Sources : AEF Info, Journal de l'Économie, Immoprêt
L'Union européenne et l'Australie ont signé un accord commercial historique qui éliminera 99 % des droits de douane sur les exportations européennes. Parallèlement, la Commission a approuvé la plus ambitieuse réforme de l'union douanière depuis 1968, avec une architecture numérique modernisée et de nouvelles mesures pour le e-commerce. Voilà une bonne nouvelle qu'il faut saluer sans réserve : quand l'Europe négocie des accords de libre-échange plutôt que d'ériger des barrières, tout le monde y gagne — les producteurs australiens de matières premières comme les exportateurs européens de produits manufacturés. Bastiat applaudirait.
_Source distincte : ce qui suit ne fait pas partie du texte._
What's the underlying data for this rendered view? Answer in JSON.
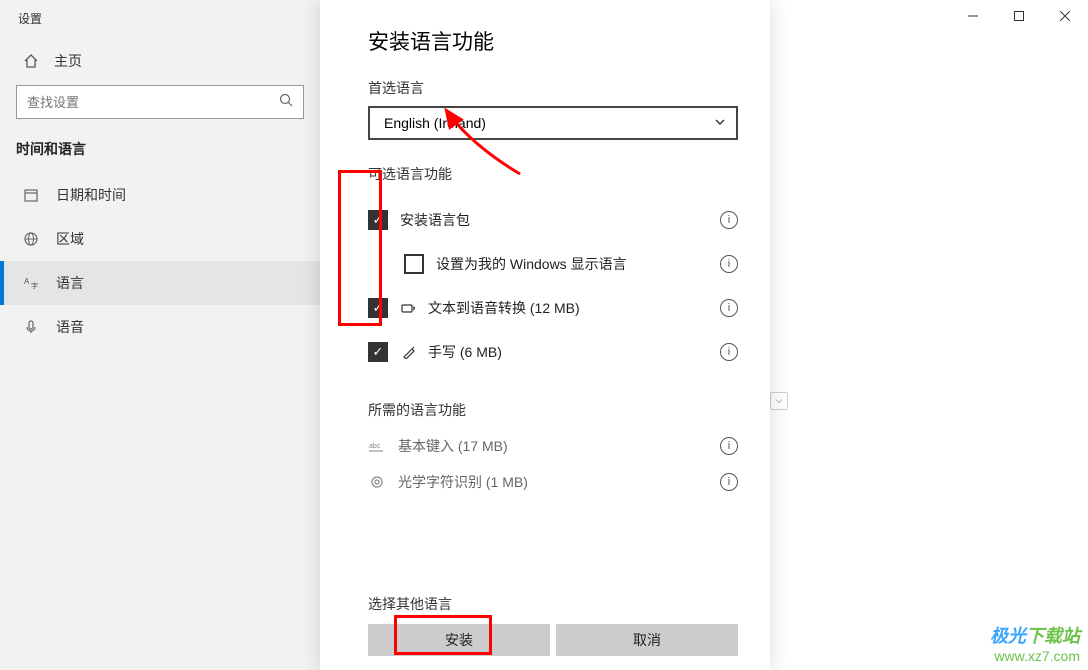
{
  "sidebar": {
    "app_title": "设置",
    "home": "主页",
    "search_placeholder": "查找设置",
    "category": "时间和语言",
    "items": [
      {
        "label": "日期和时间"
      },
      {
        "label": "区域"
      },
      {
        "label": "语言"
      },
      {
        "label": "语音"
      }
    ]
  },
  "modal": {
    "title": "安装语言功能",
    "pref_lang_label": "首选语言",
    "pref_lang_value": "English (Ireland)",
    "optional_label": "可选语言功能",
    "features": {
      "lang_pack": "安装语言包",
      "display_lang": "设置为我的 Windows 显示语言",
      "tts": "文本到语音转换 (12 MB)",
      "handwriting": "手写 (6 MB)"
    },
    "required_label": "所需的语言功能",
    "required": {
      "basic_typing": "基本键入 (17 MB)",
      "ocr": "光学字符识别 (1 MB)"
    },
    "other_lang_label": "选择其他语言",
    "install_btn": "安装",
    "cancel_btn": "取消"
  },
  "watermark": {
    "name": "极光下载站",
    "url": "www.xz7.com"
  }
}
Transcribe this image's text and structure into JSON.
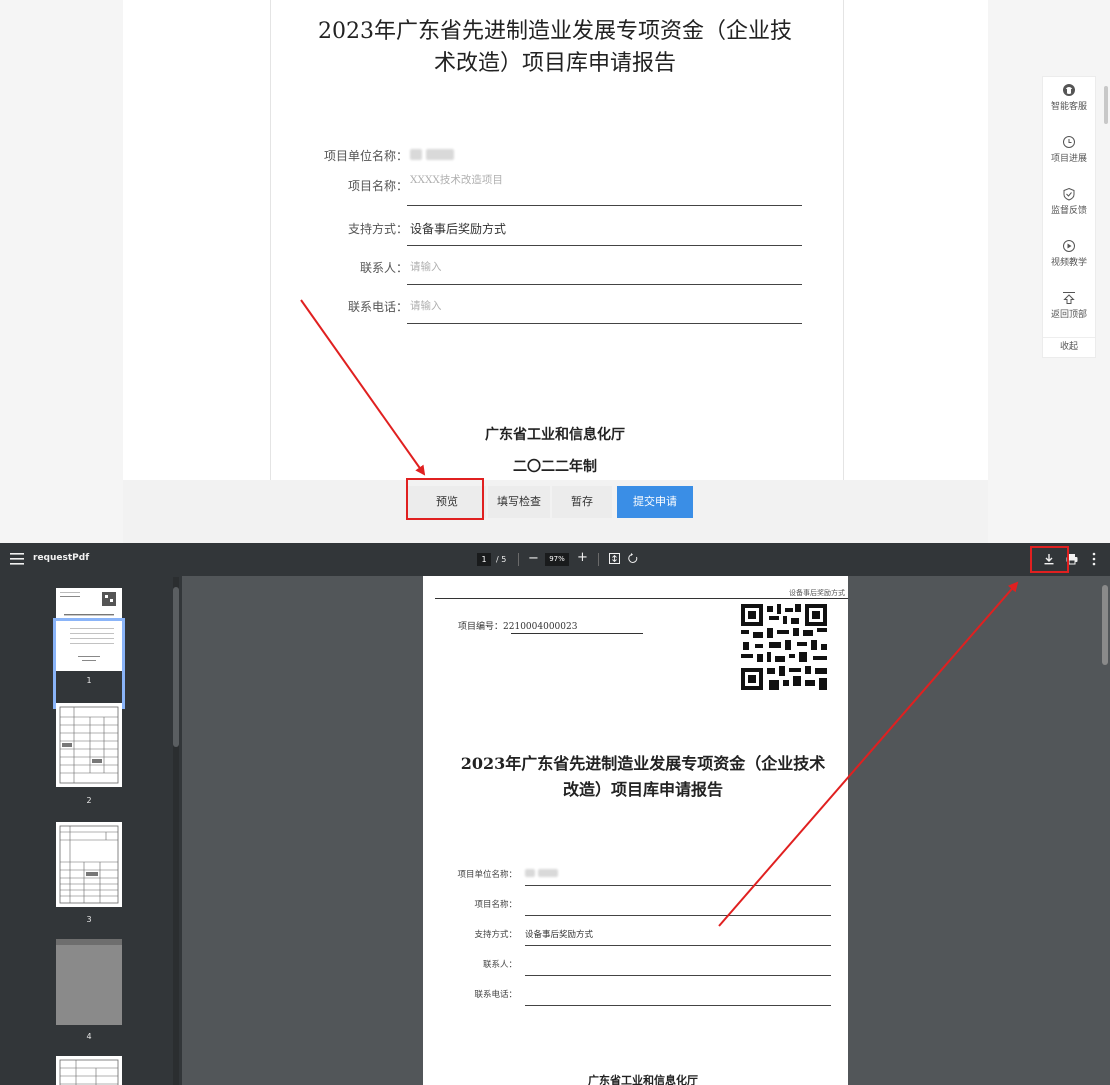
{
  "form": {
    "title_line1": "2023年广东省先进制造业发展专项资金（企业技",
    "title_line2": "术改造）项目库申请报告",
    "fields": [
      {
        "label": "项目单位名称：",
        "value": "",
        "placeholder": ""
      },
      {
        "label": "项目名称：",
        "value": "",
        "placeholder": "XXXX技术改造项目"
      },
      {
        "label": "支持方式：",
        "value": "设备事后奖励方式",
        "placeholder": ""
      },
      {
        "label": "联系人：",
        "value": "",
        "placeholder": "请输入"
      },
      {
        "label": "联系电话：",
        "value": "",
        "placeholder": "请输入"
      }
    ],
    "issuer": "广东省工业和信息化厅",
    "year": "二〇二二年制",
    "buttons": {
      "preview": "预览",
      "check": "填写检查",
      "save": "暂存",
      "submit": "提交申请"
    }
  },
  "side_panel": {
    "items": [
      {
        "label": "智能客服",
        "icon": "headset-icon"
      },
      {
        "label": "项目进展",
        "icon": "clock-icon"
      },
      {
        "label": "监督反馈",
        "icon": "shield-check-icon"
      },
      {
        "label": "视频教学",
        "icon": "play-icon"
      },
      {
        "label": "返回顶部",
        "icon": "arrow-up-icon"
      }
    ],
    "collapse": "收起"
  },
  "viewer": {
    "title": "requestPdf",
    "current_page": "1",
    "total_pages": "/ 5",
    "zoom": "97%",
    "zoom_out": "−",
    "zoom_in": "+",
    "thumbnails": [
      "1",
      "2",
      "3",
      "4"
    ],
    "pdf": {
      "header": "设备事后奖励方式",
      "project_no_label": "项目编号：",
      "project_no": "2210004000023",
      "title_line1": "2023年广东省先进制造业发展专项资金（企业技术",
      "title_line2": "改造）项目库申请报告",
      "fields": [
        {
          "label": "项目单位名称：",
          "value": ""
        },
        {
          "label": "项目名称：",
          "value": ""
        },
        {
          "label": "支持方式：",
          "value": "设备事后奖励方式"
        },
        {
          "label": "联系人：",
          "value": ""
        },
        {
          "label": "联系电话：",
          "value": ""
        }
      ],
      "issuer": "广东省工业和信息化厅"
    }
  },
  "colors": {
    "submit_blue": "#3a8ee6",
    "highlight_red": "#e02020",
    "viewer_toolbar": "#323639",
    "viewer_bg": "#525659"
  }
}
Sources : Observatoire de l'Europe, Toute l'Europe
La loi de finances 2026, promulguée le 19 février, installe progressivement ses nouvelles taxes. La « taxe sur les petits colis » de 2 euros par article vise les plateformes e-commerce, officiellement pour lutter contre la concurrence déloyale. S'y ajoute une taxe de 20 % sur les holdings patrimoniales contrôlées par des personnes physiques au-delà de 5 millions d'euros. L'engagement de « pas de hausse d'impôts pour les Français » tient grâce à un tour de passe-passe sémantique : on ne hausse pas les impôts existants, on en crée de nouveaux. Le consommateur qui commande en ligne paiera bien 2 euros de plus par article — mais comme c'est une « taxe sur les plateformes », ce n'est pas un impôt sur les Français. Évidemment.
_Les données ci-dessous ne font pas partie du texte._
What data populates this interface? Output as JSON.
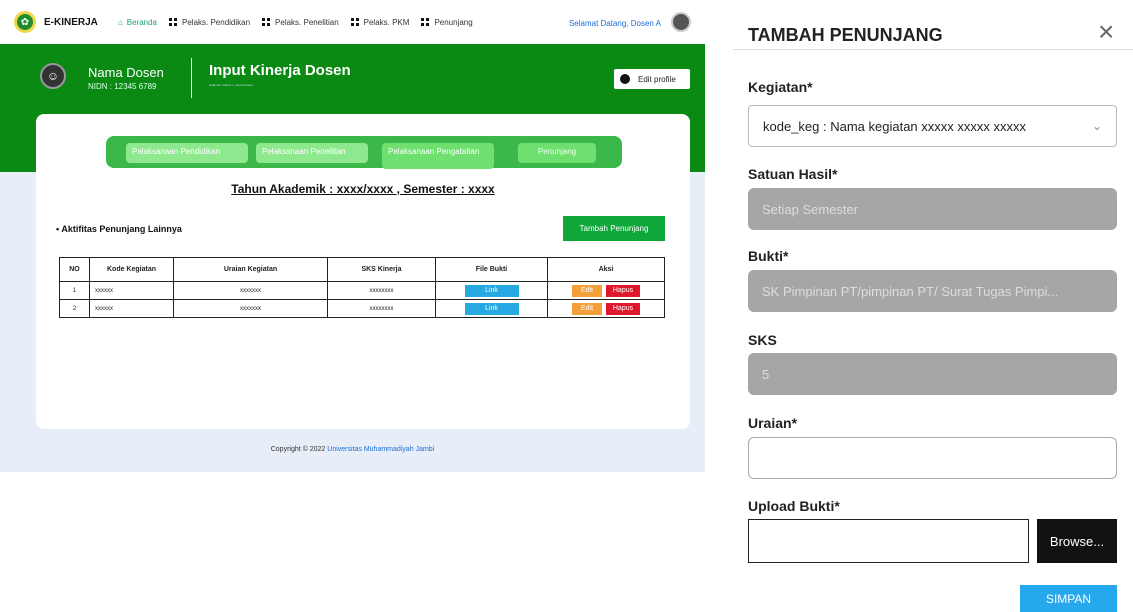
{
  "topnav": {
    "brand": "E-KINERJA",
    "items": [
      "Beranda",
      "Pelaks. Pendidikan",
      "Pelaks. Penelitian",
      "Pelaks. PKM",
      "Penunjang"
    ],
    "welcome": "Selamat Datang, Dosen A"
  },
  "hero": {
    "name": "Nama Dosen",
    "nidn": "NIDN : 12345 6789",
    "title": "Input Kinerja Dosen",
    "breadcrumb": "Halaman Utama >> Input Kinerja",
    "edit_profile": "Edit profile"
  },
  "tabs": [
    "Pelaksanaan Pendidikan",
    "Pelaksanaan Penelitian",
    "Pelaksanaan Pengabdian",
    "Penunjang"
  ],
  "tahun": "Tahun Akademik : xxxx/xxxx , Semester : xxxx",
  "section_title": "• Aktifitas Penunjang Lainnya",
  "add_button": "Tambah Penunjang",
  "table": {
    "headers": [
      "NO",
      "Kode Kegiatan",
      "Uraian Kegiatan",
      "SKS Kinerja",
      "File Bukti",
      "Aksi"
    ],
    "rows": [
      {
        "no": "1",
        "kode": "xxxxxx",
        "uraian": "xxxxxxx",
        "sks": "xxxxxxxx",
        "link": "Link",
        "edit": "Edit",
        "hapus": "Hapus"
      },
      {
        "no": "2",
        "kode": "xxxxxx",
        "uraian": "xxxxxxx",
        "sks": "xxxxxxxx",
        "link": "Link",
        "edit": "Edit",
        "hapus": "Hapus"
      }
    ]
  },
  "footer": {
    "prefix": "Copyright © 2022",
    "university": "Universitas Muhammadiyah Jambi"
  },
  "panel": {
    "title": "TAMBAH PENUNJANG",
    "close": "×",
    "kegiatan_label": "Kegiatan*",
    "kegiatan_value": "kode_keg : Nama kegiatan xxxxx xxxxx xxxxx",
    "satuan_label": "Satuan Hasil*",
    "satuan_value": "Setiap Semester",
    "bukti_label": "Bukti*",
    "bukti_value": "SK Pimpinan PT/pimpinan PT/ Surat Tugas Pimpi...",
    "sks_label": "SKS",
    "sks_value": "5",
    "uraian_label": "Uraian*",
    "upload_label": "Upload Bukti*",
    "browse": "Browse...",
    "simpan": "SIMPAN"
  },
  "colors": {
    "green": "#0a8a12",
    "tab_green": "#3cb84a",
    "button_blue": "#26a8ec",
    "danger": "#e0182d",
    "warning": "#f4a03a"
  }
}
Sources : Public Sénat, economie.gouv.fr, Deloitte Avocats
L'IREF publie via Contrepoints une analyse cinglante du système fiscal français, classé parmi les moins prévisibles du continent. Entre les changements de règles fiscales incessants, les niches créées puis supprimées, et les dispositifs rétroactifs, les contribuables et les entreprises naviguent à vue. L'instabilité fiscale est un impôt invisible : celui de l'incertitude. Quand un entrepreneur ne sait pas combien il paiera d'impôts dans deux ans, il n'investit pas, n'embauche pas, n'innove pas. La France possède 500 niches fiscales pour un coût de 90 milliards d'euros — et pourtant les recettes ne suffisent jamais. Peut-être que le problème n'est pas le nombre de niches, mais le niveau de base qui les rend nécessaires.